Ms Ahmed said: “We were finding that these poor displaced workers who are here legally, they've paid for that visa to come across and work in social care. They were going and knocking on care home doors and saying, ‘please, have you got a job?’”
“So people have been conned into coming over here on that visa,” she added. “So the system's been abused by paying recruiters huge amounts of money when they didn't need to, to apply for the licences to come across. So we've got a whole army of displaced workers who were brought into the country under those conditions by recruiters with no jobs to go to.”
Other workers were brought over without passing the requirements for care jobs: some can’t drive, while others don’t speak English well enough, meaning they don’t qualify for care jobs. In those cases, they can end up being in the country illegally once their visa expires.
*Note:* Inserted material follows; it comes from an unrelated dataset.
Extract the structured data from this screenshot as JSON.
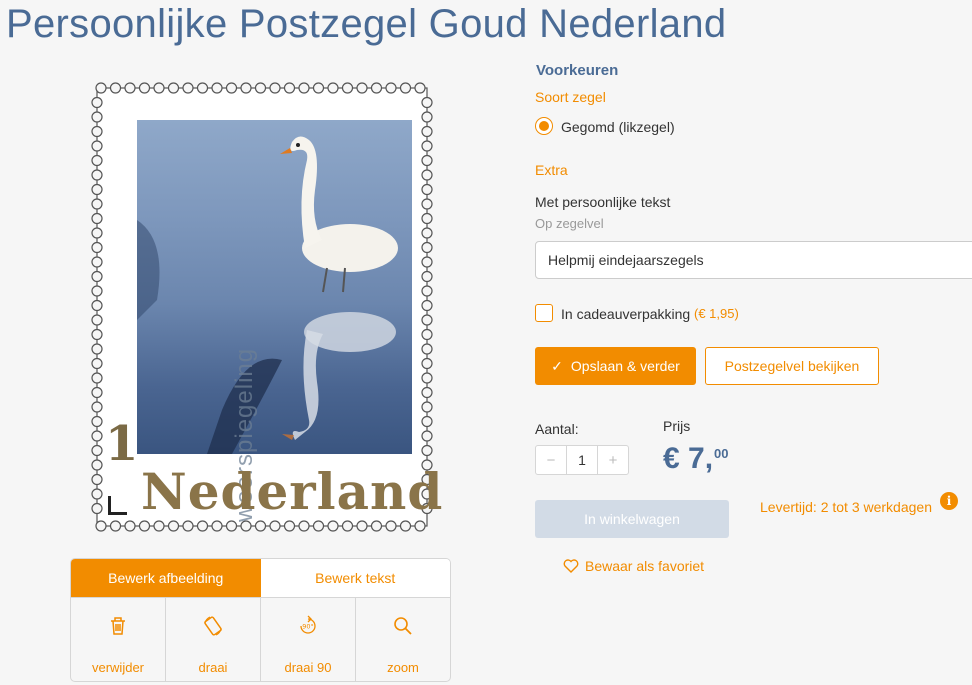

But hiring employees from the UK is even more difficult, as there simply aren’t enough people to fill the jobs, and there the government has ‘actually made no plans’ to replace the overseas workforce.
“This is what's really difficult,” Ms Ahmed said. “The Home Office has made this announcement that we have to take on a domestic workforce, but there isn't a domestic workforce out there.
“We've made no plans to make the image of the sector better. We've done nothing to improve the career structure. We've done nothing to make sure that we can pay them properly, [the sector] be funded properly, so we can pay them properly.”
She added that the government shouldn’t have just closed the route down completely, but “started tapering it off”.
“They should have started building up a better image of social care as a career, creating a career pathway, a spine of good pay, and then keep tapering it down.”
Unions, ministers and employers have been negotiating for a fair pay agreement for months, to ensure the adult social care sector in England is properly funded to attract more employees.
“Migrant care workers have propped up an essential public service in recent years,” UNISON general secretary Christina McAnea told LBC.
“Without them, care homes and services would simply not have coped. Those already in the UK deserve respect and security, but new immigration rules are causing increased hardship.
“The power employers currently hold over migrant care workers through visa sponsorship has led to exploitation and mistreatment, which must end. We need a fair, sector-wide visa sponsorship scheme to protect staff.
“All of this makes it essential to fully fund and deliver the government’s Fair Pay Agreement in social care. Pay and conditions must improve so that the UK can attract and retain high-quality care staff.”
A government spokesperson said: “The care visa route saw unacceptable levels of abuse and exploitation which is why we closed it.
“The social care sector cannot be propped up by exploiting migrant workers on poverty pay.
“We are building a National Care Service, investing an extra £3.7 billion in social care this year, and properly valuing the people who look after us by introducing a Fair Pay Agreement for care workers.”